Setiap tahun pemerintah harus mensubsidi bank-bank di Indonesia sebesar Rp 50 trilyun lewat bunga SBI dan obligasi negara. Ini semua karena Indonesia menganut ekonomi riba, sehingga uang yang seharusnya bisa mensejahterakan rakyat Indonesia, justru dipakai untuk memperkaya para bankir di Indonesia.

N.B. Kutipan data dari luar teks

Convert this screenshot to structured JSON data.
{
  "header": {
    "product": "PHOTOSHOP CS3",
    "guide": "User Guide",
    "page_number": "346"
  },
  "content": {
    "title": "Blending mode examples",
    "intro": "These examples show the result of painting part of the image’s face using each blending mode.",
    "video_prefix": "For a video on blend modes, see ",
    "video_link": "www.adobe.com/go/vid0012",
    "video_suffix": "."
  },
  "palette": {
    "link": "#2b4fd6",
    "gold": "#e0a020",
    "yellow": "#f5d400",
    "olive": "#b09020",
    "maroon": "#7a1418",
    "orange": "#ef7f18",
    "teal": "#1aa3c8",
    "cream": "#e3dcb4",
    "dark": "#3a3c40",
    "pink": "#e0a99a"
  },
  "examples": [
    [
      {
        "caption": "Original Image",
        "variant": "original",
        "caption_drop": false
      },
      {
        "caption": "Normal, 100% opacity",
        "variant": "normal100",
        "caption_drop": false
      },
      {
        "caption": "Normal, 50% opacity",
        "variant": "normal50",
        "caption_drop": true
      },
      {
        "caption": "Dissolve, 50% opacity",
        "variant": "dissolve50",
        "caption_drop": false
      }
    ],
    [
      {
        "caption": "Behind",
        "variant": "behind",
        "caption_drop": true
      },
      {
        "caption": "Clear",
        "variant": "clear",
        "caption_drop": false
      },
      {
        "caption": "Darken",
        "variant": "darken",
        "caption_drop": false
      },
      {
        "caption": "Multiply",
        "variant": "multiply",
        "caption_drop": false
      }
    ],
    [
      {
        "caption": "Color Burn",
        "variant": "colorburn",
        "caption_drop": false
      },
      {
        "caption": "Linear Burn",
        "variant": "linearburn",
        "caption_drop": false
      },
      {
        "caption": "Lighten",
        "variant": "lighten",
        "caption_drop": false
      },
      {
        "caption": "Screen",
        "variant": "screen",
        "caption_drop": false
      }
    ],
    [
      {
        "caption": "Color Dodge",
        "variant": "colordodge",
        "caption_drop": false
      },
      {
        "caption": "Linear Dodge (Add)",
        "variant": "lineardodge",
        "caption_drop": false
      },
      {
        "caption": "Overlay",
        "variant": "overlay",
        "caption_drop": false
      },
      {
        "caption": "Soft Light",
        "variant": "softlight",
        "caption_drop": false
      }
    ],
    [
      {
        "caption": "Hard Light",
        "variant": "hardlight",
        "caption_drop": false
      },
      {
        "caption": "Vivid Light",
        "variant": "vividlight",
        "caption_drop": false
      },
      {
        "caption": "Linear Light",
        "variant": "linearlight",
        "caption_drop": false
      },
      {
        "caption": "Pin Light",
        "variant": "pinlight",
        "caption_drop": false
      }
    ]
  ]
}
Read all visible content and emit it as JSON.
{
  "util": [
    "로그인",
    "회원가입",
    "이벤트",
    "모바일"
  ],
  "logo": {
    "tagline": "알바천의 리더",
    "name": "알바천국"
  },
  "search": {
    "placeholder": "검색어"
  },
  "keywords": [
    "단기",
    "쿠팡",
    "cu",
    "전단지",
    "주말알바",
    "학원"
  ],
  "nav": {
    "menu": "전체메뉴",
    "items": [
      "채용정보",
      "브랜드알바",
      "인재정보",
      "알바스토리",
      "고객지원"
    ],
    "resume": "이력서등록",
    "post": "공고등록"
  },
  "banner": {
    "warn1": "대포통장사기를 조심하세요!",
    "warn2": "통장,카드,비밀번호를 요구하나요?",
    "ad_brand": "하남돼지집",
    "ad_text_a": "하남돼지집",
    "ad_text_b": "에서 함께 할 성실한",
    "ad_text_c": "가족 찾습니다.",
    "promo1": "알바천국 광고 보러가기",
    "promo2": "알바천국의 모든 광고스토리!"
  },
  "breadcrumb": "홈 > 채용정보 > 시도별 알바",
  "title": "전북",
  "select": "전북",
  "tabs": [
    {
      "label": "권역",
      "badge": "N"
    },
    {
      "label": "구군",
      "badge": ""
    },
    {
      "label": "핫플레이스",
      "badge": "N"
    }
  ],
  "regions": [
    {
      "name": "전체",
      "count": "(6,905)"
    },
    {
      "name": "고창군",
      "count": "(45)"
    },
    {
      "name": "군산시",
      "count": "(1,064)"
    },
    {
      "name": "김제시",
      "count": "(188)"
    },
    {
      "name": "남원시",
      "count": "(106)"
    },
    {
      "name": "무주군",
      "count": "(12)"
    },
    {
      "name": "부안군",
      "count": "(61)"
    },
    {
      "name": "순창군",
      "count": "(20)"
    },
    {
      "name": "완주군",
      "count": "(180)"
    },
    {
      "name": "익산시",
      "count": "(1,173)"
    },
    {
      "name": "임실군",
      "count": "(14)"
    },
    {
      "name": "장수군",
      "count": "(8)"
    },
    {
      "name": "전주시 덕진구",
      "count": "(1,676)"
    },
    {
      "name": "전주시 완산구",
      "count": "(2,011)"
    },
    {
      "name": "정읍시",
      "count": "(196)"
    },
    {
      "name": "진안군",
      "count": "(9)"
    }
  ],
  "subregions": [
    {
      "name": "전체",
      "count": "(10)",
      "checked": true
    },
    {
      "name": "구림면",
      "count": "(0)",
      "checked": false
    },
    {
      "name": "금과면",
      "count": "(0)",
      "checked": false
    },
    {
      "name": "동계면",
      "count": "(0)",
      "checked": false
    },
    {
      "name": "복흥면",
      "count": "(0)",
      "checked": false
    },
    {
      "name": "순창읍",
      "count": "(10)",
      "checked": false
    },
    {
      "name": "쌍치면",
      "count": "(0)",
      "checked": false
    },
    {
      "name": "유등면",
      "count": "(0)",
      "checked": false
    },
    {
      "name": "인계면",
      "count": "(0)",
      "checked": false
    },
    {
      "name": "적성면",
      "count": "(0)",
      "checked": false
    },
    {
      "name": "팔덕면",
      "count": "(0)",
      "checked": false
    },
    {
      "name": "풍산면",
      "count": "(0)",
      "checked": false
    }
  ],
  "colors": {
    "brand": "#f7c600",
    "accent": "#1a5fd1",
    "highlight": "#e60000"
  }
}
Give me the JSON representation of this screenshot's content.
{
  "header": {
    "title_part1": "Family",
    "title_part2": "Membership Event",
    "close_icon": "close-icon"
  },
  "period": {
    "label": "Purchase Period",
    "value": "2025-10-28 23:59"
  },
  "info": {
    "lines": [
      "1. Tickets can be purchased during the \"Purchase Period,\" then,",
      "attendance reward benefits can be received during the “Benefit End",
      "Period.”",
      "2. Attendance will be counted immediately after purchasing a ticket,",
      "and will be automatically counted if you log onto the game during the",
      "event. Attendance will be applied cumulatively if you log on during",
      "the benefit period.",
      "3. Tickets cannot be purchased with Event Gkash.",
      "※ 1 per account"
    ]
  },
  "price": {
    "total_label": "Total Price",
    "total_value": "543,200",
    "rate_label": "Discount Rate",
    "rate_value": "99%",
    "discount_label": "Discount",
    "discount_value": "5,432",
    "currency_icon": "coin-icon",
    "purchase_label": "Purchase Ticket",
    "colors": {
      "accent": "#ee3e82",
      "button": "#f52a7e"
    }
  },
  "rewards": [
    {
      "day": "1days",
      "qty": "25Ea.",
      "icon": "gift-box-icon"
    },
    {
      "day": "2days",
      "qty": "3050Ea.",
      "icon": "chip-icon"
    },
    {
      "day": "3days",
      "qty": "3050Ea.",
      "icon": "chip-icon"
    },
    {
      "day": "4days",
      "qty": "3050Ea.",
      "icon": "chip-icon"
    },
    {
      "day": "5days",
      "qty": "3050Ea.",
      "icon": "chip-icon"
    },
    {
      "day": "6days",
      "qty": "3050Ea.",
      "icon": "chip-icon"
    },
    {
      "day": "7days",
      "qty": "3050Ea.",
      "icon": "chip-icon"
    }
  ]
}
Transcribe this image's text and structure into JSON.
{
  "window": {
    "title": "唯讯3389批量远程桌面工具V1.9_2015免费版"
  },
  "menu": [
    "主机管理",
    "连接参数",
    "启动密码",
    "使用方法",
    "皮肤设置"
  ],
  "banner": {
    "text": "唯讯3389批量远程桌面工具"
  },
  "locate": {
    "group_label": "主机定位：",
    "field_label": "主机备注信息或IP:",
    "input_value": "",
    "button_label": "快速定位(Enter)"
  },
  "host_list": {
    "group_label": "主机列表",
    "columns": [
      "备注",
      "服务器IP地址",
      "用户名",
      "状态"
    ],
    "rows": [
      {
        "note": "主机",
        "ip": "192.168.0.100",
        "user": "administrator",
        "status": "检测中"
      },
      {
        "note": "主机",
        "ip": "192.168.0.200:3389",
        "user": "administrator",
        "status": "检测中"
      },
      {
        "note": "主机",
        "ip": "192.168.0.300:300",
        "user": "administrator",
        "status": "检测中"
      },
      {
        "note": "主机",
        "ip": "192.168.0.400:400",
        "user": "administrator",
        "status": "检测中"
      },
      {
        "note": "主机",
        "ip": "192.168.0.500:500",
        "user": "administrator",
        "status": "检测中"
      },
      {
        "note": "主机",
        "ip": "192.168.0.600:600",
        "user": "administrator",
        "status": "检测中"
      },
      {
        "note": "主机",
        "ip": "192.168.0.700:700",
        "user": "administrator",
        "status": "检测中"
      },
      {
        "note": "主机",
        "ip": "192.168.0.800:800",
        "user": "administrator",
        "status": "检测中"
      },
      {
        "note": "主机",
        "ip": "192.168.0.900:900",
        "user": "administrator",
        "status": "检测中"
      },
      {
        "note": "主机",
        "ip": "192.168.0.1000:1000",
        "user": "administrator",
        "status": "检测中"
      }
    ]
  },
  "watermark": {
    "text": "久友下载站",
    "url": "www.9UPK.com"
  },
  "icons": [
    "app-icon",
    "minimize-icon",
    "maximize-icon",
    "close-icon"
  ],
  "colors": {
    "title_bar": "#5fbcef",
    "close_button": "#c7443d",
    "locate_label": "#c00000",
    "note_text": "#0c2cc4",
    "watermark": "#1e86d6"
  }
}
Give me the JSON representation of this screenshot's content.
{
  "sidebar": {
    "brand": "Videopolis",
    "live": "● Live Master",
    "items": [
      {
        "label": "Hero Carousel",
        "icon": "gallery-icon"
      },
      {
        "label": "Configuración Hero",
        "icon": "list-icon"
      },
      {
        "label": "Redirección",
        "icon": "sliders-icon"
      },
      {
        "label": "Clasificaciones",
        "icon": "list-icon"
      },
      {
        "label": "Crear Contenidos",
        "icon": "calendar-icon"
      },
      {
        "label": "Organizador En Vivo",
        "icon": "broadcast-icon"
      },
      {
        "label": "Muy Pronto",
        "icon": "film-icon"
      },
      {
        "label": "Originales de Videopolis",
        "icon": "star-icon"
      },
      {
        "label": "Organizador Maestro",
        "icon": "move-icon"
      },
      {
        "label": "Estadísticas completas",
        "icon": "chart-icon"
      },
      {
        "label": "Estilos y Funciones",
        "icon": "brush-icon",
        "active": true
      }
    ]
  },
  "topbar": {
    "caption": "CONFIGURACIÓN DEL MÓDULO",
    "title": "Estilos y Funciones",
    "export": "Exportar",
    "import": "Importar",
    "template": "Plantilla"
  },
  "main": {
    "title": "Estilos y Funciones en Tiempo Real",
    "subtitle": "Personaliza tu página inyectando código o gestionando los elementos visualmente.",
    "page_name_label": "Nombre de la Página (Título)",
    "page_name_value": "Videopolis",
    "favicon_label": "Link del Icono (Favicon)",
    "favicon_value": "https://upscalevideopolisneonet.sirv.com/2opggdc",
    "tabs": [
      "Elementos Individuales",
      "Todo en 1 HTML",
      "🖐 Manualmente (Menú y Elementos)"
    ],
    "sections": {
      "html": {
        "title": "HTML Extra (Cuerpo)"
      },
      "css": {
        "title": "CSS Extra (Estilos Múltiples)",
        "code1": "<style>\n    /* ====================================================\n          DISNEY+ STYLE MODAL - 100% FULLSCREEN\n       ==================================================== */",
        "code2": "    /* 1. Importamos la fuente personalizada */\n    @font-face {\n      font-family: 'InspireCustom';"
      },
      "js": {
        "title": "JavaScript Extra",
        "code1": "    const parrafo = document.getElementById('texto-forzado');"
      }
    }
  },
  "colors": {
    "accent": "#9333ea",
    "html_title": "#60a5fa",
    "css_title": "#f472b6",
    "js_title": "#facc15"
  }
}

Selain itu, banyak pula orang yang mendirikan bank hanya untuk melarikan uang nasabahnya. Lagi-lagi Negara yang harus menalanginya. Sebagai contoh, Hendra Rahardja mendirikan Bank BHS (Bank Harapan Sejahtera). Setelah dana nasabah terkumpul sebanyak Rp 1,3 trilyun, dia kabur ke luar negeri bersama uang nasabah. Begitu pula dengan Summa Bank.

Pemilik bank-bank besar seperti BCA, Lippo, Danamon juga begitu. Ketika Krisis Moneter 1998, mereka tidak dapat mengembalikan uang nasabah. Akibatnya, pemerintah menalangi lewat KLBI/BLBI senilai Rp 600 trilyun dengan jaminan aset yang mereka serahkan. Toh aset tersebut ternyata dimark-up habis-habisan, sehingga hanya laku senilai Rp 130 trilyun. Negara dirugikan sebesar Rp 470 trilyun. Rakyat yang miskin harus membayarnya dengan kenaikan harga BBM dan segala macam, sementara konglomerat tersebut tidak disita harta kekayaannya.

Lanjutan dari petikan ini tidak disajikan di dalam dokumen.